Scientific classification
- Kingdom: Plantae
- Clade: Embryophytes
- Clade: Tracheophytes
- Clade: Angiosperms
- Clade: Eudicots
- Clade: Rosids
- Order: Fabales
- Family: Fabaceae
- Subfamily: Faboideae
- Genus: Dalbergia
- Species: D. retusa
- Binomial name: Dalbergia retusa Hemsl.
- Synonyms: Amerimnon lineatum (Pittier) Standl.; Amerimnon retusum (Hemsl.) Standl.; Dalbergia hypoleuca Pittier; Dalbergia lineata Pittier;

= Dalbergia retusa =

- Authority: Hemsl.
- Conservation status: CR
- Synonyms: Amerimnon lineatum (Pittier) Standl., Amerimnon retusum (Hemsl.) Standl., Dalbergia hypoleuca Pittier, Dalbergia lineata Pittier

Species of legume

Dalbergia retusa (Caviuna, Cocobolo, Cocobolo Prieto, Funeram, Granadillo, Jacarandáholz, Nambar, ñamba, Nicaraguan Rosewood, Palisander, Palissandro, Palo Negro, Pau Preto, Rosewood, Urauna) is a plant species in the family Fabaceae.
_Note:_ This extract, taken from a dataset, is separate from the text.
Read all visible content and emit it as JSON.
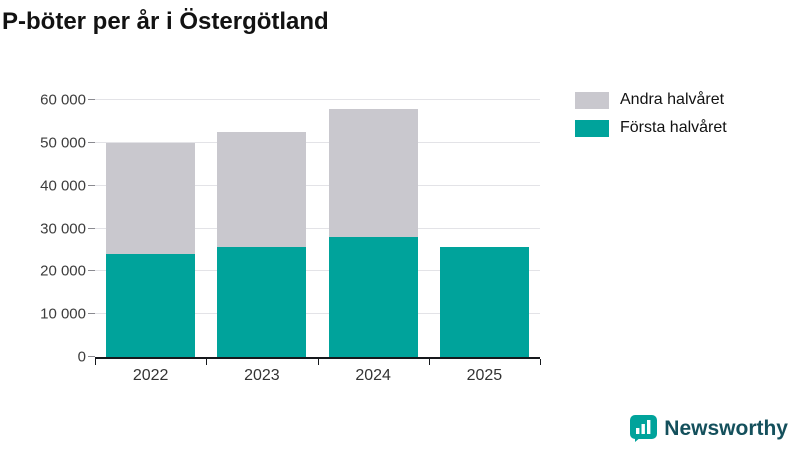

It is found in Pacific regions of Central America, ranging from Colombia through Central America to southern Mexico. It produces the cocobolo wood.

== Usage ==
The tree's lustrous, dense and typically reddish wood has been prized for usage in gunstocks, furniture, and musical instruments. The Wounaan people have historically used wood from Dalbergia retusa to carve ceremonial staffs used in traditional medicine.

Retusin, an O-methylated flavonoid, is produced by the tree.